Dr. Amadio: Yes, as I mentioned at the start of this interview, this is team science. No one person has the combination of clinical, biological, and engineering expertise needed to be successful in this field. It is essential to emphasize to trainees how important it is to develop true partnerships in research. Leading by example is important. I work at Mayo Clinic, where team-based care and team-based research go back more than a century, so the culture helps a lot. There are a couple quotes from the Mayo brothers that summarize it well. One is that the brothers never used the word “I” alone. It was always “my brother and I” or some other expression to emphasize that nothing was done in isolation. Another well-known quote is “The best interest of the patient is the only interest to be considered, and in order that the sick may have the benefit of advancing knowledge, a union of forces is necessary.” But I think that the most important mentoring I do is to develop a sense of scientific discipline and especially scientific equipoise. Many trainees want to know what result I want from a particular experiment. I emphasize to them that what I want is a scientifically valid and reproducible result. To me, if you have a good research question, a good study design, good methods, and good recordkeeping, whatever result you get is going to be interesting. Different results will lead to different sets of new questions of course, but in the long run, science is really about the process. The other important mentoring advice in my opinion is to ground your work in real life – if you are trying to solve real clinical problems, the questions you ask are going to be interesting, and every result is either a step closer to a new therapy or a blind alley that others can now avoid. Either way, you have done something worthwhile.

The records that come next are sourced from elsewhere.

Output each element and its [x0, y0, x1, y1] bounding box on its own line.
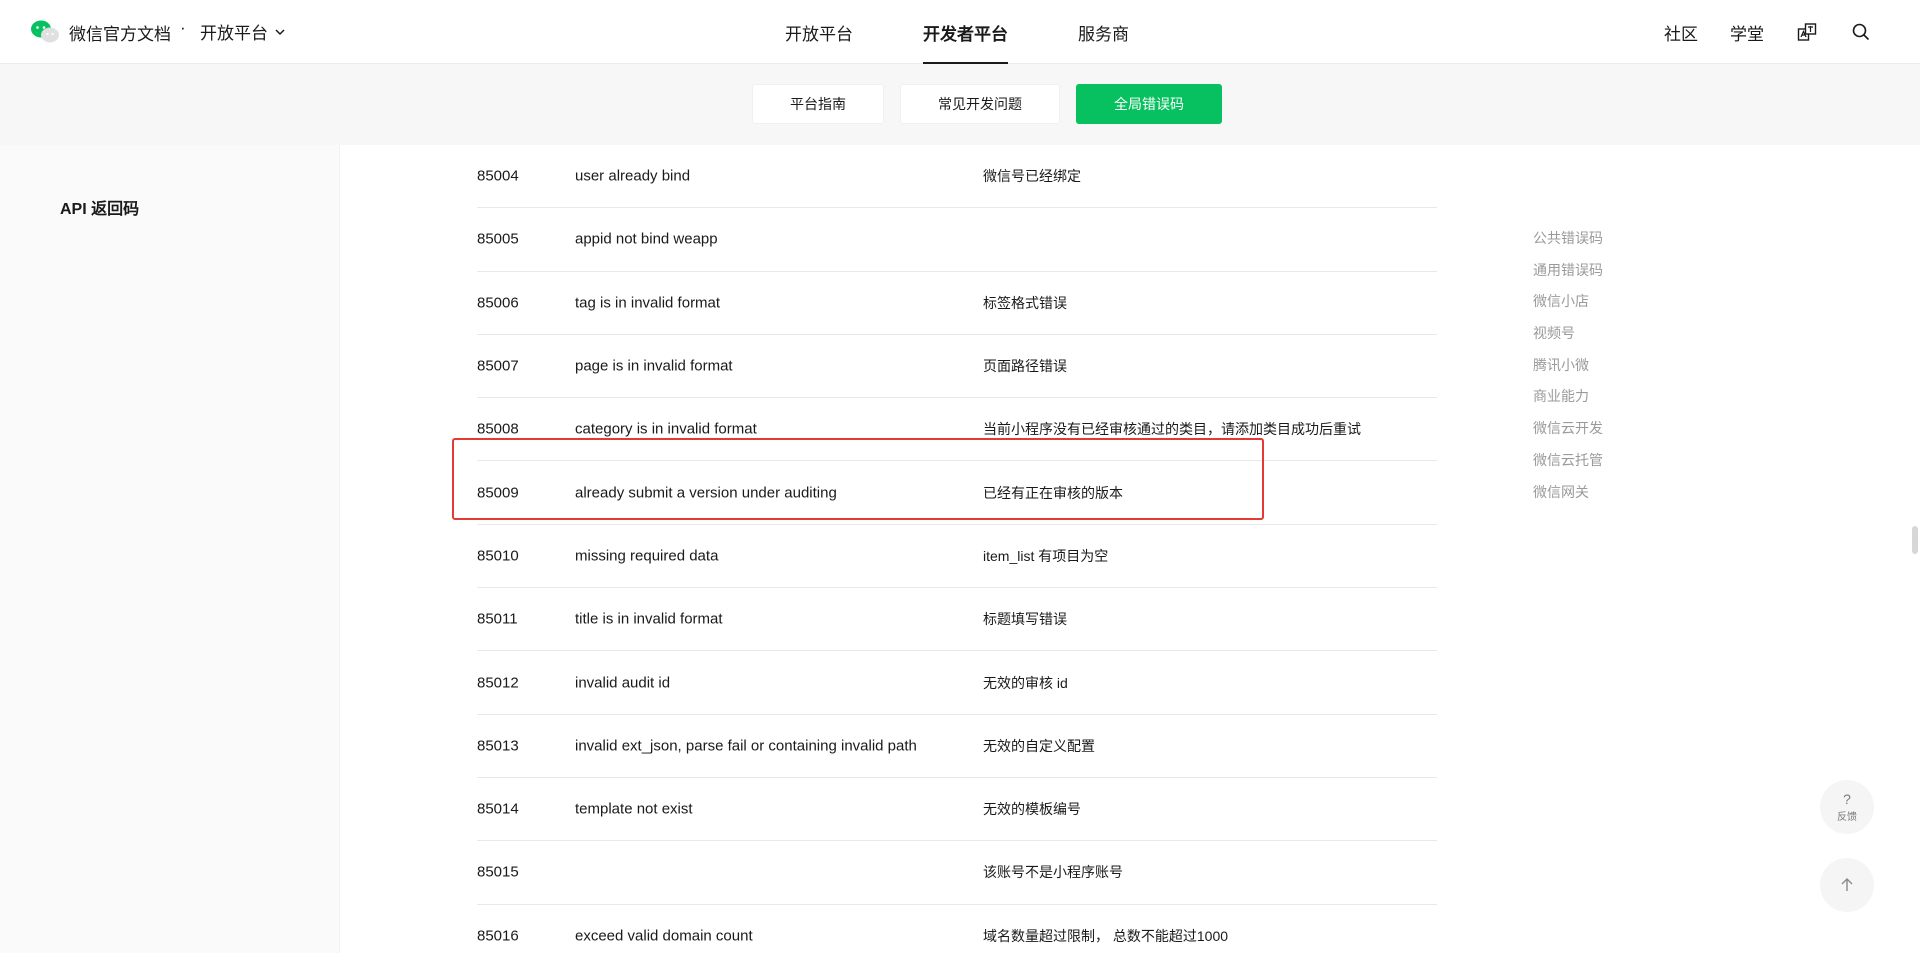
- error-description: 标题填写错误: [983, 611, 1067, 628]
- error-message: template not exist: [575, 800, 693, 818]
- error-description: item_list 有项目为空: [983, 547, 1109, 564]
- nav-right-group: 社区 学堂: [1632, 0, 1872, 64]
- tab-service-provider[interactable]: 服务商: [1078, 0, 1129, 64]
- feedback-label: 反馈: [1837, 811, 1857, 823]
- error-code: 85011: [477, 610, 518, 628]
- wechat-logo-icon[interactable]: [30, 19, 60, 45]
- back-to-top-button[interactable]: [1820, 858, 1874, 912]
- top-navbar: 微信官方文档 · 开放平台 开放平台 开发者平台 服务商 社区 学堂: [0, 0, 1920, 64]
- platform-switch-dropdown[interactable]: 开放平台: [200, 19, 286, 44]
- toc-item[interactable]: 微信云托管: [1533, 450, 1603, 482]
- search-icon[interactable]: [1850, 21, 1872, 43]
- error-code: 85009: [477, 484, 519, 502]
- error-code: 85010: [477, 547, 519, 565]
- scrollbar-thumb[interactable]: [1912, 526, 1918, 554]
- chevron-down-icon: [275, 28, 285, 35]
- error-code: 85015: [477, 863, 519, 881]
- table-row: 85007 page is in invalid format 页面路径错误: [477, 335, 1437, 399]
- toc-item[interactable]: 腾讯小微: [1533, 355, 1603, 387]
- error-description: 域名数量超过限制， 总数不能超过1000: [983, 927, 1229, 944]
- error-message: title is in invalid format: [575, 610, 723, 628]
- error-code: 85012: [477, 674, 519, 692]
- error-description: 标签格式错误: [983, 294, 1067, 311]
- error-description: 该账号不是小程序账号: [983, 864, 1123, 881]
- table-row: 85014 template not exist 无效的模板编号: [477, 778, 1437, 842]
- brand-title[interactable]: 微信官方文档: [69, 20, 171, 45]
- error-description: 已经有正在审核的版本: [983, 484, 1123, 501]
- tab-developer-platform[interactable]: 开发者平台: [923, 0, 1008, 64]
- error-code: 85005: [477, 230, 519, 248]
- feedback-button[interactable]: ? 反馈: [1820, 780, 1874, 834]
- common-dev-issues-button[interactable]: 常见开发问题: [900, 84, 1060, 124]
- brand-separator: ·: [180, 18, 186, 37]
- error-message: missing required data: [575, 547, 719, 565]
- table-row: 85013 invalid ext_json, parse fail or co…: [477, 715, 1437, 778]
- toc-item[interactable]: 微信云开发: [1533, 418, 1603, 450]
- error-message: user already bind: [575, 167, 691, 185]
- error-code: 85004: [477, 167, 519, 185]
- table-row: 85016 exceed valid domain count 域名数量超过限制…: [477, 905, 1437, 953]
- global-error-codes-button[interactable]: 全局错误码: [1076, 84, 1222, 124]
- error-code: 85016: [477, 927, 519, 945]
- error-message: exceed valid domain count: [575, 927, 753, 945]
- error-message: already submit a version under auditing: [575, 484, 837, 502]
- error-code-table: 85004 user already bind 微信号已经绑定 85005 ap…: [477, 145, 1437, 953]
- error-code: 85013: [477, 737, 519, 755]
- table-row: 85006 tag is in invalid format 标签格式错误: [477, 272, 1437, 335]
- sidebar-title[interactable]: API 返回码: [60, 195, 139, 219]
- left-sidebar: API 返回码: [0, 145, 340, 953]
- community-link[interactable]: 社区: [1664, 20, 1698, 45]
- error-description: 无效的模板编号: [983, 801, 1081, 818]
- table-row: 85004 user already bind 微信号已经绑定: [477, 145, 1437, 209]
- toc-item[interactable]: 公共错误码: [1533, 228, 1603, 260]
- error-description: 微信号已经绑定: [983, 168, 1081, 185]
- question-icon: ?: [1843, 790, 1851, 807]
- toc-item[interactable]: 视频号: [1533, 323, 1603, 355]
- error-code: 85006: [477, 294, 519, 312]
- translate-icon[interactable]: [1796, 21, 1818, 43]
- error-message: category is in invalid format: [575, 420, 757, 438]
- academy-link[interactable]: 学堂: [1730, 20, 1764, 45]
- main-nav-tabs: 开放平台 开发者平台 服务商: [785, 0, 1199, 64]
- error-code: 85007: [477, 357, 519, 375]
- platform-guide-button[interactable]: 平台指南: [752, 84, 884, 124]
- error-message: tag is in invalid format: [575, 294, 721, 312]
- error-description: 当前小程序没有已经审核通过的类目，请添加类目成功后重试: [983, 421, 1361, 438]
- tab-open-platform[interactable]: 开放平台: [785, 0, 853, 64]
- error-message: invalid audit id: [575, 674, 671, 692]
- error-description: 页面路径错误: [983, 358, 1067, 375]
- arrow-up-icon: [1841, 878, 1853, 891]
- table-row: 85010 missing required data item_list 有项…: [477, 525, 1437, 589]
- table-row: 85008 category is in invalid format 当前小程…: [477, 398, 1437, 462]
- error-code: 85014: [477, 800, 519, 818]
- error-code: 85008: [477, 420, 519, 438]
- toc-item[interactable]: 微信小店: [1533, 291, 1603, 323]
- error-message: appid not bind weapp: [575, 230, 718, 248]
- toc-item[interactable]: 微信网关: [1533, 482, 1603, 514]
- error-description: 无效的自定义配置: [983, 737, 1095, 754]
- page-toc: 公共错误码 通用错误码 微信小店 视频号 腾讯小微 商业能力 微信云开发 微信云…: [1533, 228, 1603, 513]
- table-row: 85011 title is in invalid format 标题填写错误: [477, 588, 1437, 652]
- doc-subnav-bar: 平台指南 常见开发问题 全局错误码: [0, 64, 1920, 145]
- error-message: page is in invalid format: [575, 357, 733, 375]
- error-description: 无效的审核 id: [983, 674, 1068, 691]
- table-row: 85015 该账号不是小程序账号: [477, 841, 1437, 905]
- table-row: 85005 appid not bind weapp: [477, 208, 1437, 272]
- toc-item[interactable]: 通用错误码: [1533, 260, 1603, 292]
- table-row: 85012 invalid audit id 无效的审核 id: [477, 651, 1437, 715]
- toc-item[interactable]: 商业能力: [1533, 386, 1603, 418]
- table-row-highlighted: 85009 already submit a version under aud…: [477, 461, 1437, 525]
- platform-switch-label: 开放平台: [200, 24, 268, 43]
- error-message: invalid ext_json, parse fail or containi…: [575, 737, 917, 755]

Dr. Leopold: Speaking of partnerships, we are especially proud to have partnered with the Orthopaedic Research Society in the creation of this award, which now is the largest research award in orthopaedic surgery. Can you comment briefly on the importance of the ORS and of this award to your program?

Dr. Amadio: In my opinion, the ORS is the essential forum for musculoskeletal translational research. It gathers together a broad mix of scientists and clinicians; the collaboration I formed there, that led to this award, is just one example among many. That serendipitous event led to 10 years of NIH funding and to this award. As to the importance of the award, the recognition is great and hopefully the receipt of this award will capture the attention and imagination of someone out there, someone who will become a future collaborator, maybe the person or people who will help us get some of these novel therapies approved for clinical use.